I wanted to fucking kill her. Instead I took a couple of Valium and drove home in such a state, I shouldn’t have been allowed out of the office. Hysterical. A teeny bit homicidal.
I didn’t go back.
When I explained to my lovely GP what had transpired (especially the “take all the Valium you want” bit. I knew he’d love that. I have to beg to get anything off him. He’s painfully responsible like that…) he looked like he was going to choke.
I went without talking to anyone for a while. It wasn’t great but who the hell wants to go psych shopping after that? Then one day my smile cracked and I was in floods of tears. On the rare occasion I had left home to go to a mother’s group meeting, someone had innocently asked me about what I did for a living. Maybe that sounds a bit silly to be so hung up on that but I worked very hard to be that professional I was once.

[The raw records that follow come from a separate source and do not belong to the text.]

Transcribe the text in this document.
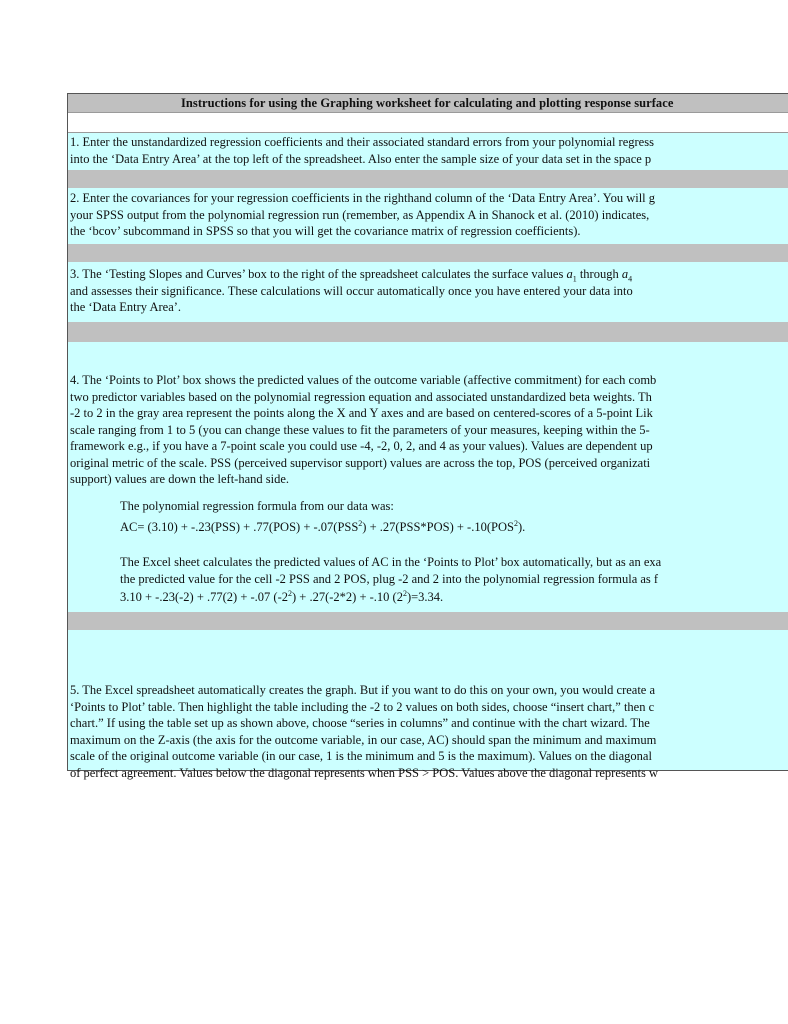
Instructions for using the Graphing worksheet for calculating and plotting response surface
1. Enter the unstandardized regression coefficients and their associated standard errors from your polynomial regress
into the ‘Data Entry Area’ at the top left of the spreadsheet. Also enter the sample size of your data set in the space p
2. Enter the covariances for your regression coefficients in the righthand column of the ‘Data Entry Area’. You will g
your SPSS output from the polynomial regression run (remember, as Appendix A in Shanock et al. (2010) indicates,
the ‘bcov’ subcommand in SPSS so that you will get the covariance matrix of regression coefficients).
3. The ‘Testing Slopes and Curves’ box to the right of the spreadsheet calculates the surface values $a_1$ through $a_4$
and assesses their significance. These calculations will occur automatically once you have entered your data into
the ‘Data Entry Area’.
4. The ‘Points to Plot’ box shows the predicted values of the outcome variable (affective commitment) for each comb
two predictor variables based on the polynomial regression equation and associated unstandardized beta weights. Th
-2 to 2 in the gray area represent the points along the X and Y axes and are based on centered-scores of a 5-point Lik
scale ranging from 1 to 5 (you can change these values to fit the parameters of your measures, keeping within the 5-
framework e.g., if you have a 7-point scale you could use -4, -2, 0, 2, and 4 as your values). Values are dependent up
original metric of the scale. PSS (perceived supervisor support) values are across the top, POS (perceived organizati
support) values are down the left-hand side.
The polynomial regression formula from our data was:
$AC= (3.10) + -.23(PSS) + .77(POS) + -.07(PSS^2) + .27(PSS*POS) + -.10(POS^2)$.
The Excel sheet calculates the predicted values of AC in the ‘Points to Plot’ box automatically, but as an exa
the predicted value for the cell -2 PSS and 2 POS, plug -2 and 2 into the polynomial regression formula as f
3.10 + -.23(-2) + .77(2) + -.07 $(-2^2) + .27(-2*2) + -.10$ $(2^2)=3.34$.
5. The Excel spreadsheet automatically creates the graph. But if you want to do this on your own, you would create a
‘Points to Plot’ table. Then highlight the table including the -2 to 2 values on both sides, choose “insert chart,” then c
chart.” If using the table set up as shown above, choose “series in columns” and continue with the chart wizard. The
maximum on the Z-axis (the axis for the outcome variable, in our case, AC) should span the minimum and maximum
scale of the original outcome variable (in our case, 1 is the minimum and 5 is the maximum). Values on the diagonal
of perfect agreement. Values below the diagonal represents when PSS > POS. Values above the diagonal represents w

Not that is was required, plenty of dickheads are in the sector, but I had two university degrees. And I couldn’t get a job at McDonald’s now. I was a loser. An utter failure. Not to mention damaged goods.
Photo credit here
In one of those moments that changes your life (the good kind), another lady who ran the group put her arm around me and said, “I know someone. She’s pretty amazing. If you want to talk to someone who could help you”. I nodded through my snotty nose and red eyes. And she took me to make an appointment.
I waited in the office to meet a new person who could help me process through the shite to live like I wanted to live. Without this baggage from something done TO me by people who abused their power and made my life literally intolerable afterwards. Male and female. I didn’t want to start this all over. But I was meant to be there. This woman was all that was said about her and more. A sparkly, feisty dynamo. Straight talker. No bullshit. Challenging. But you know what else? She GETS IT. She says things like she has picked them up out of my head. Reads my mind. Heart, even. It’s crazy. Awesome. Life changing.
But she’s not on the list.
Photo credit here
I’m not a fool. I had called the company (oops, nearly typed it) MONTHS AGO to check that I was ‘permitted’ to see this counsellor. I was told WE REIMBURSE ANY EXPENSE. YOU ARE NOT OUT OF POCKET.
The bottom line is – I don’t give a shit. I said in our session today that I’d pay quadruple her (paltry) fee. It’s priceless because it’s working. Argh! Then she offers to reduce her fee to make it easier for me.
Photo credit here
I know it’s The System. I am indeed a number (which I can never remember) and I have to play the game. But the stupidity of today’s events with the insurance company just exacerbated an already painful situation.